Habitat Work: What to Do with Encroaching Cedars?
Filed under: Hunting Blog, Whitetail Habitat Management
I received the question below from fellow hunter:
“I was recently helping with a prescribed fire in central Iowa when we ran into an area of saplings encroaching an old grass land. I see you have recommended both cutting at ground level and spraying, as well as hack and squirt, then burn. The area is 15 acres of old CRP but over half is overrun with 10-15’ tall growth. We hope to convert most back to native grass and a few acres for food plots. Is there a reason for one method more than the other? Is there ever a time to mechanically cut all the brush at ground level and maintain with annual burns?”
I gave him the following advice:
It sounds like you are doing some nice habitat improvement work. If the area where saplings have encroached is to remain in native grass/cover then there is no need to expend the resources to cut the trees assuming they aren’t cedars. The easiest way to control eastern red cedar is to cut them below the bottom limb.

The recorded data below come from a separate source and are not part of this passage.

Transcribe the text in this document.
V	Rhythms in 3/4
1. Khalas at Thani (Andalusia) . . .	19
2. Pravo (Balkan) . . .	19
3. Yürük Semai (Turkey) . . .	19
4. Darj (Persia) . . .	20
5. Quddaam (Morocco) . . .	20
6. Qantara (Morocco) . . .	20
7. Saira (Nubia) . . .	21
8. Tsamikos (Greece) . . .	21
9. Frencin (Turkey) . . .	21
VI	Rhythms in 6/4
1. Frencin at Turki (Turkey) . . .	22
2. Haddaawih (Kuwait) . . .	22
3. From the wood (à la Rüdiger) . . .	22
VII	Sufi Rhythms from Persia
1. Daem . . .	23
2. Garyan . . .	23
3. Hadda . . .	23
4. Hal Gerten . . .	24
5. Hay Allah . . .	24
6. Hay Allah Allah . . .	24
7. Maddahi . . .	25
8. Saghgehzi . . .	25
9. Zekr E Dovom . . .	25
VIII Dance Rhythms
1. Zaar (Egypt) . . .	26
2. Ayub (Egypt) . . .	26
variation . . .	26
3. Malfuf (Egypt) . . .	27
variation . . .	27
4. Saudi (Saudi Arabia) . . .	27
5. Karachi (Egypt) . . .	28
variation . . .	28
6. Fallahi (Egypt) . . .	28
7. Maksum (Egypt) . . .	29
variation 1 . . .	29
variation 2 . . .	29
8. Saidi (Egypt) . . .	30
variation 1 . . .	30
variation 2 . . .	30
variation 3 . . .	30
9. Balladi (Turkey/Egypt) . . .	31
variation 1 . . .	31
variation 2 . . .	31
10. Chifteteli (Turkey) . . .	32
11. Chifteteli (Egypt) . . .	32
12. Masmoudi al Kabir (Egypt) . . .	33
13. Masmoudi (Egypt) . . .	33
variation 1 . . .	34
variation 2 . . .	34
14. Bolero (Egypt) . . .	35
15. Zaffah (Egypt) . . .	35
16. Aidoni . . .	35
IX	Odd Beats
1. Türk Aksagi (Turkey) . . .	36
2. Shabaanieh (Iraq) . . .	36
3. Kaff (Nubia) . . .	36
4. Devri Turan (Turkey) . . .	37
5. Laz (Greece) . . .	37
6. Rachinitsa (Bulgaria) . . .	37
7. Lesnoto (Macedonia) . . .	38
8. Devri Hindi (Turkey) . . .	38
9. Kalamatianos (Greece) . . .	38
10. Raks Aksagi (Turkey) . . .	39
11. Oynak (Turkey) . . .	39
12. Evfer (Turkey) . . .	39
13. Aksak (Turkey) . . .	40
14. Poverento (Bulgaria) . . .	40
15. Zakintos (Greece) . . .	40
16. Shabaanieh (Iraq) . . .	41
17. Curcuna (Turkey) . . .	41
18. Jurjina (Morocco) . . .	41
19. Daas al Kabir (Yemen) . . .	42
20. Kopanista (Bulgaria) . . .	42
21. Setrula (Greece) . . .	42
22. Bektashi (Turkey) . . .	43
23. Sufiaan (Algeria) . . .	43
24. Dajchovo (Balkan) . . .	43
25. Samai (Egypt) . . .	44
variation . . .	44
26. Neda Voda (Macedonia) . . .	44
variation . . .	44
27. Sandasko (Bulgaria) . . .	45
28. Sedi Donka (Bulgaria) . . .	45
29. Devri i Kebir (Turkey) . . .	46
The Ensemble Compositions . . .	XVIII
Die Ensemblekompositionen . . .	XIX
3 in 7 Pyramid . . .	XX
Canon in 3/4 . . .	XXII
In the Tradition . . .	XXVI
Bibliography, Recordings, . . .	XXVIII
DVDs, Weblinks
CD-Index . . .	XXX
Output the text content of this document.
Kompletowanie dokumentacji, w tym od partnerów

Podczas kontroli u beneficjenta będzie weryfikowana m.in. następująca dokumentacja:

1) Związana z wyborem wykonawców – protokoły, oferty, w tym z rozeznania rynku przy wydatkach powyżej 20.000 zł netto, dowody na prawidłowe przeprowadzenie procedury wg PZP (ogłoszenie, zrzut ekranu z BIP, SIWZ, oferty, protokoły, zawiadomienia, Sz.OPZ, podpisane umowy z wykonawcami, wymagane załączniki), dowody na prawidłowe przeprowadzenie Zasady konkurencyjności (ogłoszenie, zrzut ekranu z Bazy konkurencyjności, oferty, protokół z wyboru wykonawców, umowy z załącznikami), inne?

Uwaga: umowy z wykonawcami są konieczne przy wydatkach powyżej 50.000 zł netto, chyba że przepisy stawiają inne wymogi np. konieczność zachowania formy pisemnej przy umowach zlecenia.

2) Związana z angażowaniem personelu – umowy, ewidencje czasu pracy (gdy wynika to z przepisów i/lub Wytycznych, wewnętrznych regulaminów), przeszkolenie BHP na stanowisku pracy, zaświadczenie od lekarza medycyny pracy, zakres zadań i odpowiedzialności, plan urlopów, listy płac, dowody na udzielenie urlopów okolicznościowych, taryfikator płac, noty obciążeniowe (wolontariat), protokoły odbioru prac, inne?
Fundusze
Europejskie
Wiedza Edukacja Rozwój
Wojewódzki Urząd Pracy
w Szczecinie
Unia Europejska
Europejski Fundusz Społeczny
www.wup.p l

Hardwood species almost always sprout after being cut. They can be cut and then an herbicide applied to the stump within five minutes of felling the tree. This requires lots of time and resources. I prefer to use the hack and squirt method. This is a much safer, faster, and less expensive method of controlling hardwoods and allows the sun’s energy to reach the soil.
There’s some excellent information at this link about which herbicide to use and time of year for different species. Please note that the best results when using the hack and squirt technique almost always occurs when it’s used during the late summer. I don’t recommend using this technique when sap is rising.
A regular rotation of prescribed fire, especially during the growing season, will keep hardwood seedlings from becoming established.